Grush: Those are good resources for educators to check out while they ponder their own AI journeys. Meanwhile, AI is finding its way into higher education…
Frydenberg: Yes, AI is finding its way into higher education teaching and learning! Here are just a few highlights:
Learners can converse with AI tools as if they were chatting with a tutor or their instructor about discipline-specific knowledge, and the output that students receive is often well-structured and specific. The downside is that AI doesn't always know what the student doesn't know, and may suggest solutions using techniques that students haven't learned yet in class, so be careful!
AI is good at creating outlines and summarizing information. Recently I was recording a short video for an online class I'm teaching. After I completed the recording, I pasted the transcript into ChatGPT. I asked ChatGPT to generate an outline with at most five topics and four items under each, that I could use as the basis for a PowerPoint presentation to accompany my video. This gave me something to start with as I edited the slides and added images and diagrams.
AI is also good at creating lesson plans once you identify the topic, time allowed, types of activities to include, and so forth. It's also pretty good at creating discussion questions and prompts, and examples that can be used for teaching. Best results occur when prompts are specific: Tell ChatGPT who you are, who your students are, what the course is, concepts they might know already, and what your objectives are for the lesson.

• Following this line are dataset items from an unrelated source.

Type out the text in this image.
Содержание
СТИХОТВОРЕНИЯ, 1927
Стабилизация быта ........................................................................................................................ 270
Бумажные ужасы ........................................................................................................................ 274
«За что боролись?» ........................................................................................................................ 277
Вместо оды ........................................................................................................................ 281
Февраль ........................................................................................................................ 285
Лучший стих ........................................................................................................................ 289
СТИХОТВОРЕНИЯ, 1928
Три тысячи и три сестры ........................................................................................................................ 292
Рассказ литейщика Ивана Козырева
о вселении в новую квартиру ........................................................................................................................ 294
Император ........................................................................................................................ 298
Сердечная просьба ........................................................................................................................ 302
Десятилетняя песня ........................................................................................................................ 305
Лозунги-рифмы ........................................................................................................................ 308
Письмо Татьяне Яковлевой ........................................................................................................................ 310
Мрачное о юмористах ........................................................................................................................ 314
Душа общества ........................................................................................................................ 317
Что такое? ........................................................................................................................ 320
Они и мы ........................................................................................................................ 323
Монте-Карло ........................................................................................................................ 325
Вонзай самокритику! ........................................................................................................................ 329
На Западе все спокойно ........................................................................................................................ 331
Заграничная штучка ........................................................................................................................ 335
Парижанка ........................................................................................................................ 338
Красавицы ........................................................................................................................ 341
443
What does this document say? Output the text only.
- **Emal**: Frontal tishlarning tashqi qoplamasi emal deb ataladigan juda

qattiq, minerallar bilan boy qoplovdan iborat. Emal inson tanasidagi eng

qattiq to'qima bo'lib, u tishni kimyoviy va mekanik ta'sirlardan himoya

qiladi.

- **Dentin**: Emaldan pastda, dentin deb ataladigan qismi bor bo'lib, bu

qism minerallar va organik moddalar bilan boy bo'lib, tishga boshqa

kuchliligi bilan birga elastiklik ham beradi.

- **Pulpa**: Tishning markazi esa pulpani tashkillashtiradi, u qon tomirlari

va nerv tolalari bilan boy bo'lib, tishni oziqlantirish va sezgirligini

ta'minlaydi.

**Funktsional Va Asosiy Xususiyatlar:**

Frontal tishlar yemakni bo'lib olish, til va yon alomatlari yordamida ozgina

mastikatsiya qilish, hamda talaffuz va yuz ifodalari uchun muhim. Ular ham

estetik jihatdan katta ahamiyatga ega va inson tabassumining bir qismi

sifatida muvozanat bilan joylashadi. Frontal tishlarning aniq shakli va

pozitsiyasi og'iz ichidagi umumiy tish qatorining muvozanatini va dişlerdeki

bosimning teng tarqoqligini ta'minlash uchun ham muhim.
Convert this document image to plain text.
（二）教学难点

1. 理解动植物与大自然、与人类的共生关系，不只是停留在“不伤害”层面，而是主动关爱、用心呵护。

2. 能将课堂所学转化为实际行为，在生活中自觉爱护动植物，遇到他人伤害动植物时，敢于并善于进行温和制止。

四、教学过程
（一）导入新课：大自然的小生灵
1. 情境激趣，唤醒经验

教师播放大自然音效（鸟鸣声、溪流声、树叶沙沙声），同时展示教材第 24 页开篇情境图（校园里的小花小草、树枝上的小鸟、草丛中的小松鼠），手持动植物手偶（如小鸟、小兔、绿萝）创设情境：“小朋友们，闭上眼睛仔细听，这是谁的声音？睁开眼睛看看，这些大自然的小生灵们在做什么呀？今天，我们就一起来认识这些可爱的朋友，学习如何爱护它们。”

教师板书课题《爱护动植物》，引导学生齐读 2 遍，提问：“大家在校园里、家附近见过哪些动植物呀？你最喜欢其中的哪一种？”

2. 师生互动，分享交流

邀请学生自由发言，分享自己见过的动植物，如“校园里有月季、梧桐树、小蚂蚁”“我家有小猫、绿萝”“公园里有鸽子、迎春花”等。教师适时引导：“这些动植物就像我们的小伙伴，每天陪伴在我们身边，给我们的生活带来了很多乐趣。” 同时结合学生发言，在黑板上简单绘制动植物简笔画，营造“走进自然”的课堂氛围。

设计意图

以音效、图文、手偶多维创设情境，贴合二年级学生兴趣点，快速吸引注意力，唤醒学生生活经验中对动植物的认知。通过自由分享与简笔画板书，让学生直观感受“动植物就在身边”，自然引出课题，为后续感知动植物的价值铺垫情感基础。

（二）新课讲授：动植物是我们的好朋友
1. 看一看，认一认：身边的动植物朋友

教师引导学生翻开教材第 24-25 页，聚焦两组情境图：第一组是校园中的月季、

I've read reports and spoken to some educators who have used AI tools to grade student homework. I'm not quite ready to do that, although I have tried creating a rubric and asking AI tools to evaluate term papers based on it after I graded them first. For the handful that I chose at random, I had AI grade each paper three times. I took the average, and in most cases, the results were within a half-grade level of mine.
Grush: Those are pretty inspiring highlights. But there is so much in those scenarios that you do as a teacher, that I'm thinking probably only you can do. Or, could you be replaced by AI? Assisted, maybe, but certainly not replaced…
Frydenberg: AI tools won't replace teachers, but they will require teachers to think creatively about how they teach in partnership with AI. AI tools can save teachers time in managing and creating course materials and provide students with more individualized learning experiences.
AI tools won't replace teachers, but they will require teachers to think creatively about how they teach in partnership with AI.
Given all that, educators must have the skills to use AI tools effectively and recognize the capabilities that AI provides, as they create new learning experiences for students.